Hydrologic data collected during the climatically near-average 6-year period of inventory 1957-62 provide the basis for making estimates of supply to and demand from the Lompoc subarea of the Santa Ynez River basin and changes in the quantity of water stored in the deposits of the basin. The hydrologic inventory presents gains or accretions to the water supply, as inflow, equated with loss by water demands, as outflow. The difference is the ground-water storage change. Items of inflow include precipitation, surface and subsurface inflow, irrigation return, and sewage effluent. Items of outflow include surface and subsurface outflow, evapotranspiration, and water pumped for irrigation and other uses.
Ground-water storage changes occurred as depletions of the shallow water body beneath the eastern and central parts of the Lompoc plain and beneath the upland part of the Lompoc subarea to the north and east. The estimated annual depletion of storage averaged 3,000 acre-feet.
A near balance between inflow and outflow is indicated by a calculated difference of 5,000 acre-feet of accretion and an observed depletion of ground water in storage of about 3,000 acre-feet. The difference of 8,000 acre-feet between the two values, considering the magnitude of total inflow and outflow--110,000 and 105,000 acre-feet, is not significant. For the period of inventory, more water was discharged from the basin by flow in the Santa Ynez River than by pumping from wells.

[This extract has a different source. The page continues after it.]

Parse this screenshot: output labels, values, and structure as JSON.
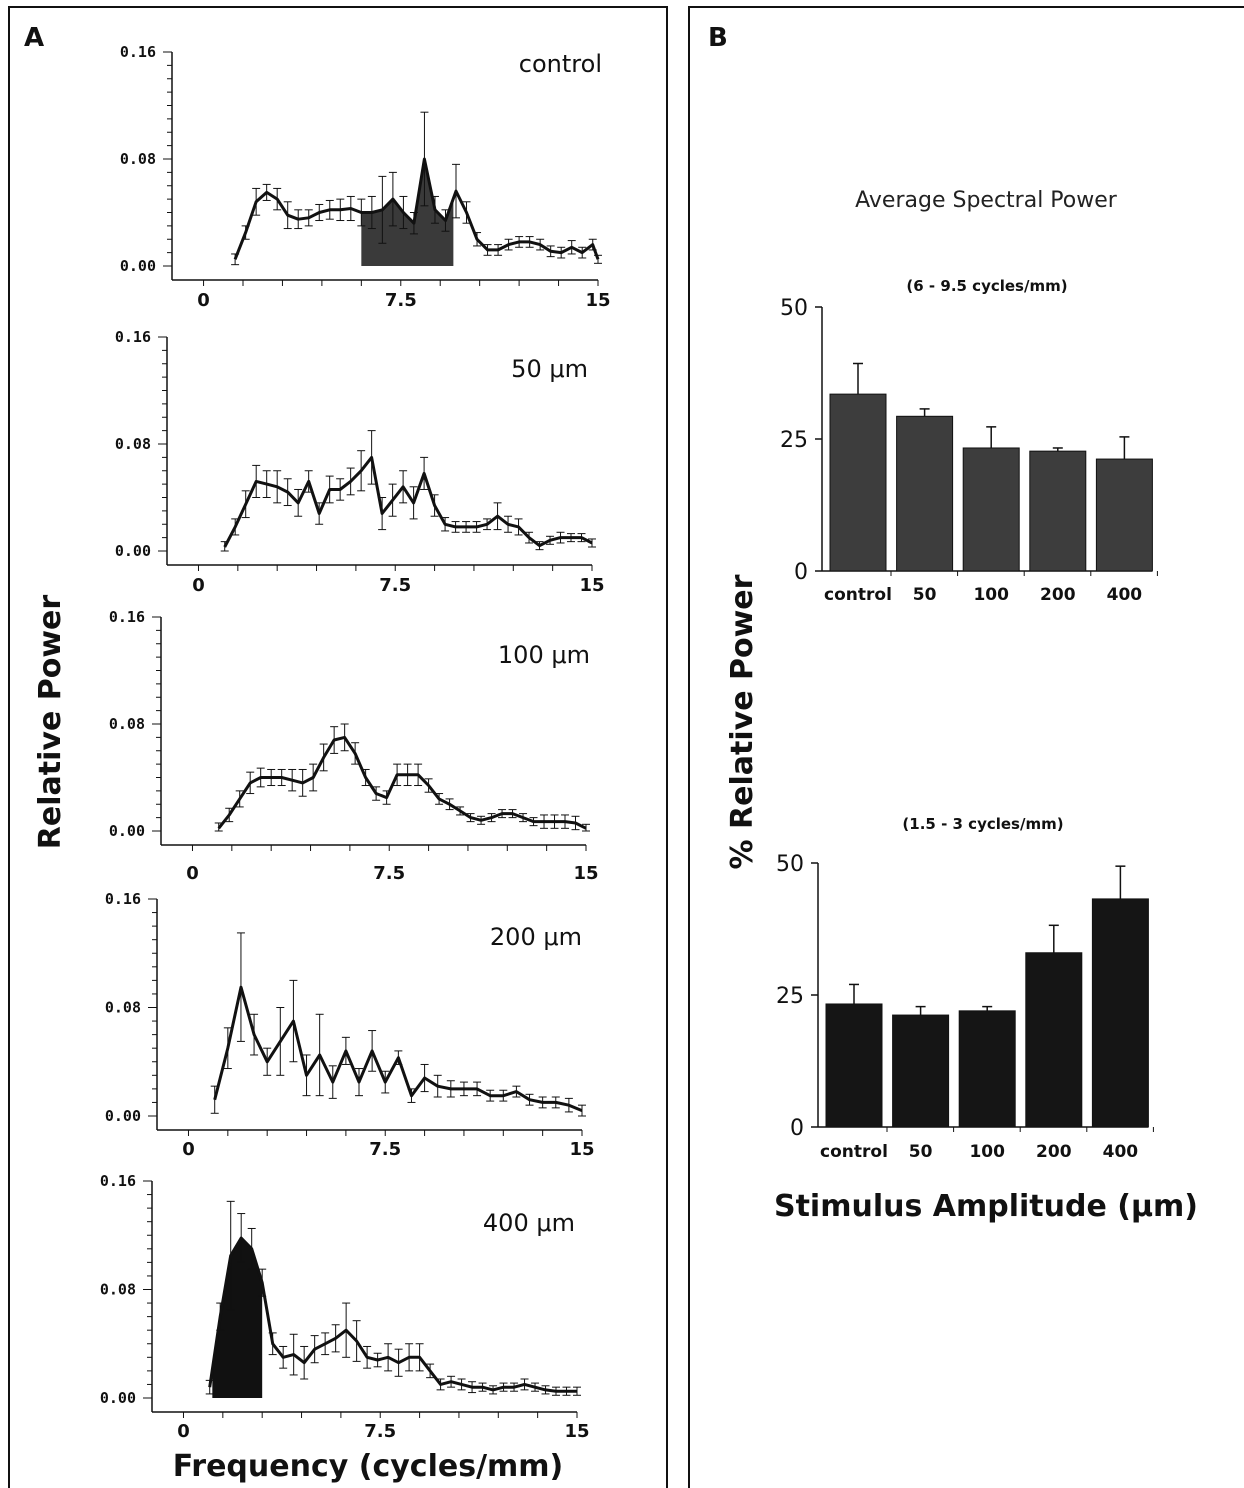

The near balance between inflow and outflow for a period of near-average climatic conditions, in general, substantiates a previous estimate that perennial pumpage is as much as about 20,000 acre-feet. However, water in storage will be depleted if the progressive change in the ratio of irrigation pumpage to other pumpage continues. Even though the hydrologic balance is maintained, changes in chemical quality of the ground water, due to recycling of irrigation water and inflow of poor-quality connate water from the consolidated rocks, indicate that chemical equilibrium has not been reached. Perennial supply under the 1957-62 conditions of inventory is estimated to be between 24,000 and 26,000 acre-feet.